SPD will Arbeitgeber für Gesundheit stärker belasten

Bundesgesundheitsminister Hermann Gröhe (CDU) hat sich zurückhaltend zum SPD-Vorstoß für eine wieder stärkere Einbeziehung der Arbeitgeber zur Finanzierung der Gesundheitskosten geäußert. «Die gut gefüllten Sozialkassen sind ein Resultat einer guten Entwicklung am Arbeitsmarkt.

Die zu erhalten, ist die Entscheidung, auch den Arbeitgeberbeitrag einzufrieren», sagte Gröhe am Samstag in Berlin. Er ergänzte: «Von Spekulationen über Beitragssteigerungen zum jetzigen Zeitpunkt halte ich überhaupt nichts.» Der Schätzerkreis der Gesetzlichen Krankenkassen werde seine Prognose im Oktober vorlegen.

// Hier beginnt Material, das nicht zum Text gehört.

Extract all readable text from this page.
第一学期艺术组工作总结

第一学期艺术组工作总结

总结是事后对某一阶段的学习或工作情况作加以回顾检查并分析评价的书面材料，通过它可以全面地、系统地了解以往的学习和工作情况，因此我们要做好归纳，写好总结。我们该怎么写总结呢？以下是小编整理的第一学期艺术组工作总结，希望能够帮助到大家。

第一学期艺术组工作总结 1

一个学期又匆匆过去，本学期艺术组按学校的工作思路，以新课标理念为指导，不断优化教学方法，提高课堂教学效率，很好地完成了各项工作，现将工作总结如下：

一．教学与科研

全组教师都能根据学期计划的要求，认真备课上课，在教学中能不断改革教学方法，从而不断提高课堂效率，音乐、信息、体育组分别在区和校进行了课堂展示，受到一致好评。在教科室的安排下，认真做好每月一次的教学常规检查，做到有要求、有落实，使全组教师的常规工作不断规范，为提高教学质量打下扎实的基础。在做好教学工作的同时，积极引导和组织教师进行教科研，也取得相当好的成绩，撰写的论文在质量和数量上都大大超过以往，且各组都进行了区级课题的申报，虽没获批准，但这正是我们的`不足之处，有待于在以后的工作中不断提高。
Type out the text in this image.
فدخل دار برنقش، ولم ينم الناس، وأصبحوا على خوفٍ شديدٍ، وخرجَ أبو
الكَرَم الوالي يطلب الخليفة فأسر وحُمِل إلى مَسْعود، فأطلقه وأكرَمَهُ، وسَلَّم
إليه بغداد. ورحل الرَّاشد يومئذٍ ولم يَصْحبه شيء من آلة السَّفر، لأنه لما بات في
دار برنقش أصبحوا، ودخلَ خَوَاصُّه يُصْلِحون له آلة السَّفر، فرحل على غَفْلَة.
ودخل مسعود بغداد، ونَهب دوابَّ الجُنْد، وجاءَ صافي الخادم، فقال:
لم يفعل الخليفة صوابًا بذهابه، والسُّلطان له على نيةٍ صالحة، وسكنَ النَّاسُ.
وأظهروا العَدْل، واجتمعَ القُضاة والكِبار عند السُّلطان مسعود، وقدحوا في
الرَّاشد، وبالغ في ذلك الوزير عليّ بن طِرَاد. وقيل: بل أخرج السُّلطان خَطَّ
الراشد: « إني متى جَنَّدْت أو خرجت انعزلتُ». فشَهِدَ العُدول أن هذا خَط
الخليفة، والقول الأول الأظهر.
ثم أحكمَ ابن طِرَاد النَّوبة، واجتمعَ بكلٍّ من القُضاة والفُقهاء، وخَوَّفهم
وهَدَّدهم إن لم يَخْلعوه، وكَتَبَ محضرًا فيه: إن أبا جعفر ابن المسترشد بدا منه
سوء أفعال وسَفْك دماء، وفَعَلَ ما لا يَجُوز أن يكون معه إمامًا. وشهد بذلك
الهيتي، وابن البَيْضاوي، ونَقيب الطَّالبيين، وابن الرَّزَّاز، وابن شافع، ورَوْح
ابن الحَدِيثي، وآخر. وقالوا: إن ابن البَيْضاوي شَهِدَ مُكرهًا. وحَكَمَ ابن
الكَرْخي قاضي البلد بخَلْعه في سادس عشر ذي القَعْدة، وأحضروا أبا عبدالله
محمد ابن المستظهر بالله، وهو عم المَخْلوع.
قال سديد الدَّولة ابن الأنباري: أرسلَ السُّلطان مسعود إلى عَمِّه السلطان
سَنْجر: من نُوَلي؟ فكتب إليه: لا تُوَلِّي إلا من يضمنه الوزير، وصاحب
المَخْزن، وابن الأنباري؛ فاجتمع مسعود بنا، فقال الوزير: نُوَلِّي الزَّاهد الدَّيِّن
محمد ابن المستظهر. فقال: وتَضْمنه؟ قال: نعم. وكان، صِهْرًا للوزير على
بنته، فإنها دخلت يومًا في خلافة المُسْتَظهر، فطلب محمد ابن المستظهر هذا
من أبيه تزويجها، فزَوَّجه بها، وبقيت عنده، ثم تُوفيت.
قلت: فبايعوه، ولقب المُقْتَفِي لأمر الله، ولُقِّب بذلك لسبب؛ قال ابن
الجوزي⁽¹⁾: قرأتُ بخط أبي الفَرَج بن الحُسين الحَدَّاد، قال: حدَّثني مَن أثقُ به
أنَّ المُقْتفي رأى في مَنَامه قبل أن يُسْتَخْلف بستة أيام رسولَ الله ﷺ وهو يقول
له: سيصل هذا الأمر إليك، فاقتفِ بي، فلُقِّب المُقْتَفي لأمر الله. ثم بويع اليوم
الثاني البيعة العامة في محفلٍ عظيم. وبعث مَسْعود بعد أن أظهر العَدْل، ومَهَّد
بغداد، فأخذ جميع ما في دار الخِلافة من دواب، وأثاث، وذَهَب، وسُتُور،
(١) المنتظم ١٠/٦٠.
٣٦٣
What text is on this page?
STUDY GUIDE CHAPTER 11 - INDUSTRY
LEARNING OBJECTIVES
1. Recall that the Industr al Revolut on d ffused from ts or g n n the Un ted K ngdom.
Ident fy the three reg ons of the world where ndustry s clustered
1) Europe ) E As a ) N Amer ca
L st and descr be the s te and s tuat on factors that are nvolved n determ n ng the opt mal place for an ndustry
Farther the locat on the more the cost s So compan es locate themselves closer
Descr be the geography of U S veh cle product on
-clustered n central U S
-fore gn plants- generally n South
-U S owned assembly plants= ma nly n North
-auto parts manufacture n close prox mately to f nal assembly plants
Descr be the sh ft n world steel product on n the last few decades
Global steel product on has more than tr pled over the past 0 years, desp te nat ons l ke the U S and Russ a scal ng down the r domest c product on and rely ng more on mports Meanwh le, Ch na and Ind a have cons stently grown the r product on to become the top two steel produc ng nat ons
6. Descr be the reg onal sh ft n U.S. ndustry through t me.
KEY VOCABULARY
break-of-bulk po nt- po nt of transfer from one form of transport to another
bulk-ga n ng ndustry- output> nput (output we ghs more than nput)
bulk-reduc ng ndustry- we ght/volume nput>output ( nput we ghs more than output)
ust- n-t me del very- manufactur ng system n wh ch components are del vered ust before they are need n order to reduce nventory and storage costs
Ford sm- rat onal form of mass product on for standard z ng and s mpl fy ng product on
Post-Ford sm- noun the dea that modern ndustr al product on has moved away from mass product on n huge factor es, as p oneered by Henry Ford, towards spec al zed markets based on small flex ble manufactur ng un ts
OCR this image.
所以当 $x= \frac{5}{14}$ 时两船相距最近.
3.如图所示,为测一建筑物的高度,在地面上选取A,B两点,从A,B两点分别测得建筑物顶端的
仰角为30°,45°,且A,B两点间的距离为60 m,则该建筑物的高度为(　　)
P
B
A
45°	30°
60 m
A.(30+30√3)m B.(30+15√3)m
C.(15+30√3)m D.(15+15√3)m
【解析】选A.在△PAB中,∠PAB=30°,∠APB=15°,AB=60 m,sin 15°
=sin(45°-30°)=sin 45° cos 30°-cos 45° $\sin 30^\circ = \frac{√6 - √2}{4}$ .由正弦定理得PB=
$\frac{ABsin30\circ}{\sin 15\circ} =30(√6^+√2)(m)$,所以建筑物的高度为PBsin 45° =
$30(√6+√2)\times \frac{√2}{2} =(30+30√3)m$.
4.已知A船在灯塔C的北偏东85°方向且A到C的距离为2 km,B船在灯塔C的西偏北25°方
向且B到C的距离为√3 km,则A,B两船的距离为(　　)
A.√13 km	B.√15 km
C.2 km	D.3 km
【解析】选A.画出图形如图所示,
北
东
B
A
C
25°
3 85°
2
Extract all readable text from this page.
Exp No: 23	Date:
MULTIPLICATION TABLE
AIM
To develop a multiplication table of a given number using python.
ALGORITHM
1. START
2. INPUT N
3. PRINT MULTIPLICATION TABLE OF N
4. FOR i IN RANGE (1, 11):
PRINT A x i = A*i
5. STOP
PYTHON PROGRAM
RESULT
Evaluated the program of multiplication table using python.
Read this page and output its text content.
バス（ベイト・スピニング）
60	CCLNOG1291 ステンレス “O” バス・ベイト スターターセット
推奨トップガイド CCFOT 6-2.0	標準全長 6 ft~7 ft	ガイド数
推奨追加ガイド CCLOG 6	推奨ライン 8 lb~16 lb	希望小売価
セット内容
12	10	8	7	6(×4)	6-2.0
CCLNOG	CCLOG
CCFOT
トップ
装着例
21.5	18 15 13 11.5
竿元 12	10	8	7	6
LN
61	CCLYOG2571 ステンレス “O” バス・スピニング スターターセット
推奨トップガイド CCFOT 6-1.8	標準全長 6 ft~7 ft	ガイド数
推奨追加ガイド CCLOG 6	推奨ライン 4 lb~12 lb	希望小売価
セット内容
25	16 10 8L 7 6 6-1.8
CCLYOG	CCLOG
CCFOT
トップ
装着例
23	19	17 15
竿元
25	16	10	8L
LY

Die SPD hatte angesichts wahrscheinlich steigender Krankenkassenbeiträge auf eine Rückkehr zur hälftigen Finanzierung durch Arbeitgeber und Arbeitnehmer gepocht. «Paritätische Finanzierung ist ein bewährter und gerechter Grundsatz. Wir sollten wieder dahin zurückkehren», sagte SPD-Fraktionschef Thomas Oppermann dem Nachrichtenmagazin «Der Spiegel». Der Chef des Deutschen Gewerkschaftsbunds (DGB), Reiner Hoffmann, forderte eine Rückkehr zur paritätischen Finanzierung «jetzt, bevor die Beiträge steigen.»

Auch die Deutsche Stiftung Patientenschutz sprach sich dafür aus: «Eine zukunftsfähige und demografiesichere medizinische und pflegerische Versorgung kann nur gelingen, wenn sich alle Sozialpartner an den Kosten paritätisch beteiligen. Krankheit darf niemals ein Teilkaskorisiko werden», erklärte sie in Dortmund.

Die Arbeitgeber widersprachen. Die SPD habe mit der Agenda 2010 «zu Recht die gesetzliche Festschreibung des Arbeitgeberbeitrags eingeführt, um den Anstieg der Lohnzusatzkosten zu begrenzen», argumentierte der Verband BDA. Er wies darauf hin, dass die Arbeitgeber andere Sozialbeiträge wie die für die gesetzliche Unfallversicherung allein bezahlten. «Eine generelle paritätische Finanzierung der Sozialversicherung wäre im Übrigen für die Arbeitnehmer ein deutliches Minusgeschäft.»

Gröhe sagte, natürlich dürfe die Belastung der Beitragszahler nicht unbegrenzt sein. Daher sei es «unsere Aufgabe (...) bei der Entwicklung weiterer Leistungen sehr sparsam zu schauen, dass wir das, was wir an Mehrleistungen uns leisten wollen, auch nachhaltig vernünftig finanzieren».

Wegen wachsender Kassen-Defizite müssen sich die Versicherten im kommenden Jahr auf einen möglichen Anstieg des durchschnittlichen Zusatzbeitragssatzes von bis zu 0,3 Punkten einstellen. Der Zusatzbeitrag wird allein von den Arbeitnehmern getragen, so wie im schwarz-roten Koalitionsvertrag vereinbart. Der allgemeine Beitragssatz von 14,6 Prozent, den Arbeitnehmer und Arbeitgeber je zur Hälfte bezahlen, bleibt nach derzeitiger Gesetzeslage fest.